A long time ago, I used Firefox as my main browser, and I had been using it since something like version 1.0.4 released all the way back in 2005. Long story short; Mozilla pissed me off with a plethora of arsehattery over a prolonged period and I ended up ditching the browser. In the end after trying a few alternatives I started using the then new iteration of Microsoft Edge. No, it is not perfect. And it is not a match for pre-2017 Firefox. But it works, and for all its faults you can configure it well enough and use the right extensions to turn it into a pretty decent browser, at least if you're a Windows user. Microsoft however continue to do questionable things with its development (and this article is about one of them).
An annoying feature of Microsoft Edge, and a continued example of how anti-consumer Microsoft can be (and how it's a constant battle against them to just have a piece of software they make work as intended without it being unnecessarily irritating in some shape or form), is the recommended settings pop-up. As I've stated above, Edge needs to be configured correctly to get the best experience out of it and that largely consists of turning various features off. They do at least let you accomplish this in almost all regards but, in this case they decided it'd be a great idea to occasionally throw an annoying pop-up in your face that "suggested" you revert the browser to their ideal settings, including reverting the default search engine to Bing if you've changed to something else (oh what a surprise).
You used to be able to go into the advanced settings, known in Chromium as 'flags', and turn this thing off.

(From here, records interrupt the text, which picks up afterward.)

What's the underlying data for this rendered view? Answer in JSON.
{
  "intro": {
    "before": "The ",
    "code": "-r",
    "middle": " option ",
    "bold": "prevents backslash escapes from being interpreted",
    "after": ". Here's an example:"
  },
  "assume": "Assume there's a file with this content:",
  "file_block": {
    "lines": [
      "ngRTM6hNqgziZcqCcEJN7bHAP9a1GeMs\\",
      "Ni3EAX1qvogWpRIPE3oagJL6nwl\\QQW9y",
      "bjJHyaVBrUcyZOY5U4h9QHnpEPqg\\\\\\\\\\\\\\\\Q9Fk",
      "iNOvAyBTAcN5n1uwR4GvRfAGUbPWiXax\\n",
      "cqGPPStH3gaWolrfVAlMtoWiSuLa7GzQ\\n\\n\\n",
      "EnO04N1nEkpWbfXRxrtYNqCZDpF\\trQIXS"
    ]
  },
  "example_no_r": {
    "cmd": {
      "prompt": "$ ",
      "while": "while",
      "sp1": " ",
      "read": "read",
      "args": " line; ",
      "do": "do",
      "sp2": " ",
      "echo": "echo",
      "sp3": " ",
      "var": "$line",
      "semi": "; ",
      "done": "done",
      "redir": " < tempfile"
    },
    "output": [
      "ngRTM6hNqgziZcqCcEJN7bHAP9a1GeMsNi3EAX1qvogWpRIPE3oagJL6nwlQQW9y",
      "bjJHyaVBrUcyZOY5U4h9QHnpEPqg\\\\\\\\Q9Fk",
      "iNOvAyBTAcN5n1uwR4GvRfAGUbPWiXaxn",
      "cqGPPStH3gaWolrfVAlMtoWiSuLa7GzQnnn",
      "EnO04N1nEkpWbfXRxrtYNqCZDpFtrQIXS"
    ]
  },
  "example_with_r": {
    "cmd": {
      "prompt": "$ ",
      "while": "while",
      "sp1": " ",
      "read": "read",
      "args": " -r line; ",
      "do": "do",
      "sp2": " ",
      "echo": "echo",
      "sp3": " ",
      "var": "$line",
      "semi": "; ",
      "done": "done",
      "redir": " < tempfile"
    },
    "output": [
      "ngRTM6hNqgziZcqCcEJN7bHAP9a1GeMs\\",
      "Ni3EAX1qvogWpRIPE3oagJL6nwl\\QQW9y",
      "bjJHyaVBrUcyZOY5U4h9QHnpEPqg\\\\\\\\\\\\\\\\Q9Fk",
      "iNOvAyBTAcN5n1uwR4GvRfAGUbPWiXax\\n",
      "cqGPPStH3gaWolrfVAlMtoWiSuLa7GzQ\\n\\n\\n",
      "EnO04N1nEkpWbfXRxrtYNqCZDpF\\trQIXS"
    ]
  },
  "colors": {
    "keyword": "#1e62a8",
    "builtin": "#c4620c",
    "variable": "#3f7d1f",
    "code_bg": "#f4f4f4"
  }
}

It was a simple case of typing in edge://flags
in the address bar, and then finding the #edge-show-feature-recommendations
flag and choosing to explicitly disable it. But within the last few months, Microsoft pushed an update to Edge that removed this flag and reverted its setting to the default (if you had it disabled initially). Granted the flags are listed as experimental features that may or may not end up getting completely removed or replaced, but even so it was still a dick move by M$.
Luckily they didn't remove it completely, they just made it slightly more complicated to disable. Now you've got to add an entry to the registry. And here's how:
Open Registry Editor in Windows (just type Reg
in the Taskbar search and it should be the first result, although depending on how much crap you have on your system with similar sorts of names you may need to type RegEdit
instead). When in the editor you just need to navigate to HKEY_LOCAL_MACHINE\SOFTWARE\Policies\Microsoft\Edge
although if the Edge
key doesn't exist, you can create it by right-clicking on Microsoft
and selecting a new Key
then naming it Edge
.
Under that key, add a new DWORD (32-bit) Value
and name it ShowRecommendationsEnabled
and you're done. By default the value of the newly created DWORD should already be set to zero (which it needs to be), but if somehow it isn't (possibly because it already existed), then right-click on it and select Modify
and make sure the Value data
field is 0
.
You may need to quit Edge or even completely restart Windows for this setting to start working, but once it does, it accomplished exactly the same thing as the old flag setting they removed. You will now notice however when you open the '…' menu in Edge there will be a added note right at the bottom of the menu that says 'Managed by your organisation' which you can ignore. All it tells you is that you can visit edge://policy
and it'll show you that ShowRecommendationsEnabled
is set, (the policy value should be false).